Genes in the collinear fragments are conserved in function and sequence; these genes also remain highly conserved during evolution. The protein sequences of C. goeringii and P. equestris were analysed to obtain the gene pairs in the collinear region using the default parameters of JCVI v0.9.14^[70]. The Ks (synonymous substitutions per synonymous site) distribution analysis was used to estimate WGD events in the C. goeringii genome. DIAMOND^[71] was used to conduct self-alignment on the protein sequences of C. goeringii with A. shenzhenica, D. catenatum, G. elata, P. equestris, A. officinalis, and C. goeringii and to extract the mutual optimal alignment in the alignment results. Codeml in the PAML package was used to calculate the Ks value^[72].

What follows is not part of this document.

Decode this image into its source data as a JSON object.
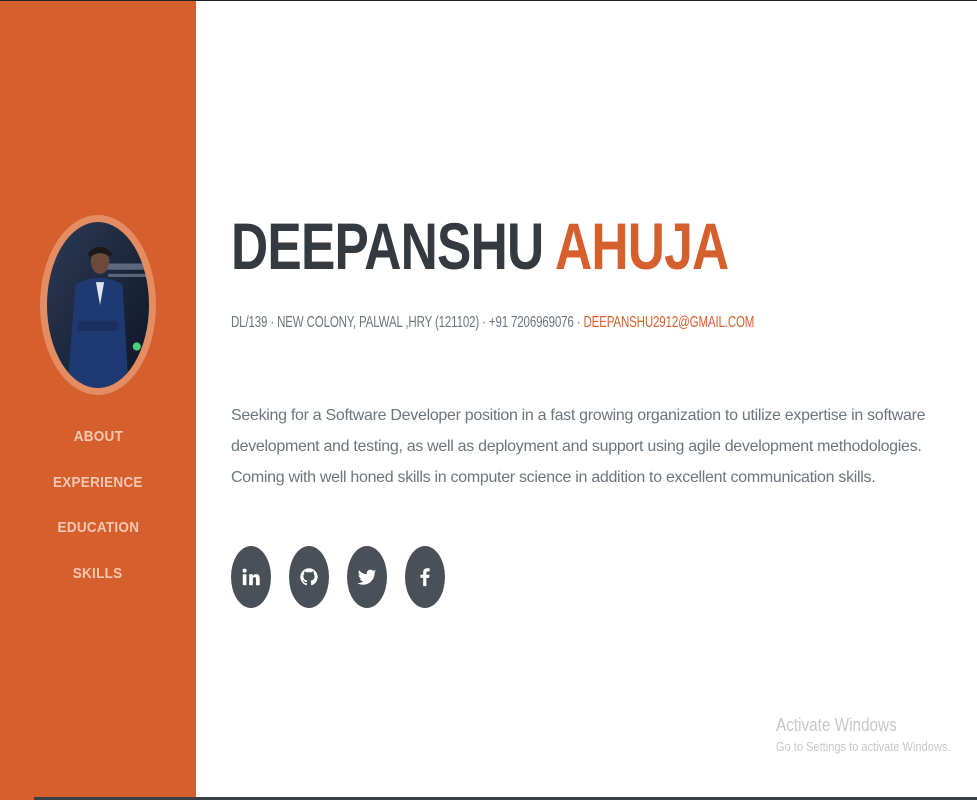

Gene identification and expression

The MADS-box/MYB gene protein sequences of A. thaliana were downloaded from the TAIR database (https://www.arabidopsis.org). Then, a Blast search was performed against all protein sequences of C. goeringii in TBtools^[73], and those with E-values less than 1e-5 were selected as the candidate proteins. The candidate proteins were submitted to NCBI BLASTp (https://blast.ncbi.nlm.nih.gov/Blast.cgi) to filter the non-MADS-box/MYB proteins. The HMMER suite (http://hmmer.janelia.org) was used to align the TPS protein sequences of C. goeringii against the hidden Markov model of the Pfam profiles of PF01397 and PF03936 (E value < 10⁻⁵)^[74,75]. Further domain analysis was performed in NCBI CDD (Conserved Domain Database, http://www.ncbi.nlm.nih.gov/Structure/cdd/wrpsb.cgi)^[76] to confirm the presence and completeness of the candidate proteins. Multiple sequence alignment was performed in MEGA5.0^[77], and a phylogenetic tree was constructed on the CIPRES website (https://www.phylo.org/portal2). The gene expression levels were indicated by FPKM on the transcriptome data. Resistance genes of C. goeringii were identified by HMMER V3.0 against the hidden Markov model of the NB-ARC domain (Pfam accession PF00931). The TIR and LRR domains were detected using the Pfam_Scan (−E 0.01 –domE 0.01). MARCOIL and paircoil were utilized for identification of the CC motif. Hps70 genes were identified by HMMER V3.0 against the hidden Markov model of the Hps70 domain (Pfam accession PF00012), and combined with the results of Blast to get the final gene set.

Data availability

Genome sequences and whole-genome assemblies have been submitted to the National Center for Biotechnology Information (NCBI) database with BioProject accession number PRJNA749652.